Reputation: 43265
I have an 1D integer array of "factors" which mean different things. Sometimes multiple numbers mean the same thing:
import numpy as np
vec = np.arange(1, 10)
comps = {
'good': (3,),
'bad': (4, 5, 9,),
'ok': (2, 3,)
}
result = {}
for name in comps.keys():
result[name] = np.zeros(len(vec), 'bool')
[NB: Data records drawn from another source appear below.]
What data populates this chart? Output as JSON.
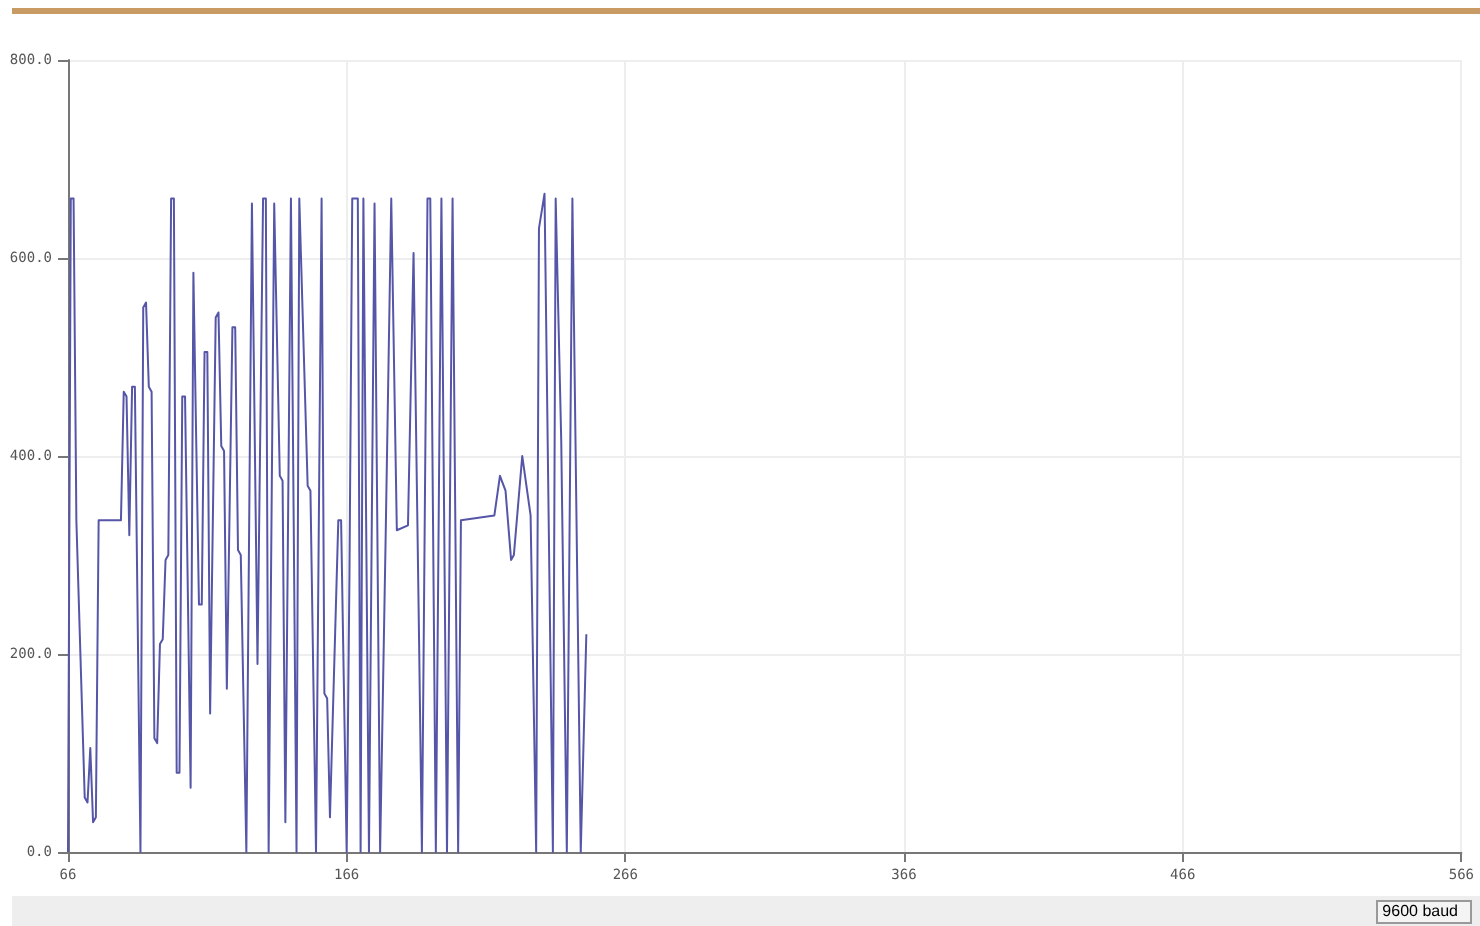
{
  "chart_data": {
    "type": "line",
    "x": [
      66,
      67,
      68,
      69,
      72,
      73,
      74,
      75,
      76,
      77,
      85,
      86,
      87,
      88,
      89,
      90,
      92,
      93,
      94,
      95,
      96,
      97,
      98,
      99,
      100,
      101,
      102,
      103,
      104,
      105,
      106,
      107,
      108,
      110,
      111,
      113,
      114,
      115,
      116,
      117,
      119,
      120,
      121,
      122,
      123,
      125,
      126,
      127,
      128,
      130,
      132,
      134,
      136,
      137,
      138,
      140,
      142,
      143,
      144,
      146,
      148,
      149,
      152,
      153,
      155,
      157,
      158,
      159,
      160,
      163,
      164,
      166,
      167,
      168,
      170,
      171,
      172,
      174,
      176,
      178,
      180,
      182,
      184,
      188,
      190,
      192,
      193,
      195,
      196,
      197,
      198,
      200,
      202,
      204,
      206,
      207,
      219,
      221,
      223,
      225,
      226,
      229,
      232,
      234,
      235,
      237,
      240,
      241,
      243,
      245,
      247,
      250,
      252
    ],
    "series": [
      {
        "color": "#5656a8",
        "values": [
          0,
          660,
          660,
          335,
          55,
          50,
          105,
          30,
          35,
          335,
          335,
          465,
          460,
          320,
          470,
          470,
          0,
          550,
          555,
          470,
          465,
          115,
          110,
          210,
          215,
          295,
          300,
          660,
          660,
          80,
          80,
          460,
          460,
          65,
          585,
          250,
          250,
          505,
          505,
          140,
          540,
          545,
          410,
          405,
          165,
          530,
          530,
          305,
          300,
          0,
          655,
          190,
          660,
          660,
          0,
          655,
          380,
          375,
          30,
          660,
          0,
          660,
          370,
          365,
          0,
          660,
          160,
          155,
          35,
          335,
          335,
          0,
          280,
          660,
          660,
          0,
          660,
          0,
          655,
          0,
          320,
          660,
          325,
          330,
          605,
          210,
          0,
          660,
          660,
          330,
          0,
          660,
          0,
          660,
          0,
          335,
          340,
          380,
          365,
          295,
          300,
          400,
          340,
          0,
          630,
          665,
          0,
          660,
          415,
          0,
          660,
          0,
          220
        ]
      }
    ],
    "xlim": [
      66,
      566
    ],
    "xticks": [
      66,
      166,
      266,
      366,
      466,
      566
    ],
    "ylim": [
      0,
      800
    ],
    "yticks": [
      {
        "value": 0,
        "label": "0.0"
      },
      {
        "value": 200,
        "label": "200.0"
      },
      {
        "value": 400,
        "label": "400.0"
      },
      {
        "value": 600,
        "label": "600.0"
      },
      {
        "value": 800,
        "label": "800.0"
      }
    ],
    "grid": true,
    "marker": "none",
    "line_style": "solid",
    "annotations": [
      "9600 baud"
    ]
  }
}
for i, v in enumerate(vec):
result[name][i] = v in comps[name]
This is the desired output. However as vec
gets large and the number of keys in comps
goes up, this becomes quite slow. Plus, its yucky... In R
there is the %in%
function:
vec = 1:10
comp = list(
good = 3,
bad = c(4:5, 9),
ok = 2:3
)
lapply(comp, function(x) vec %in% x)
Which does the elementwise comparison between every value on the left side to each value in the right and returns the "logical or" result as a boolean vector the same length as vec
.
I can get closer and cleaner using pandas
:
import pandas as pd
DF = pd.DataFrame({'vec': vec})
result = {}
for name in comps.keys():
result[name] = DF.vec.apply(lambda x: x in comps[name])
Similar to this question... but I want the elementwise array rather than a single boolean as my result.
What is the best way to do this in python? (numpy? pandas?)
Upvotes: 3
Views: 131
Reputation: 375675
You can create this using a dictionary comprehension (and the Series isin
method):
pd.DataFrame({k: df.vec.isin(v) for k, v in comps.iteritems()})
Upvotes: 2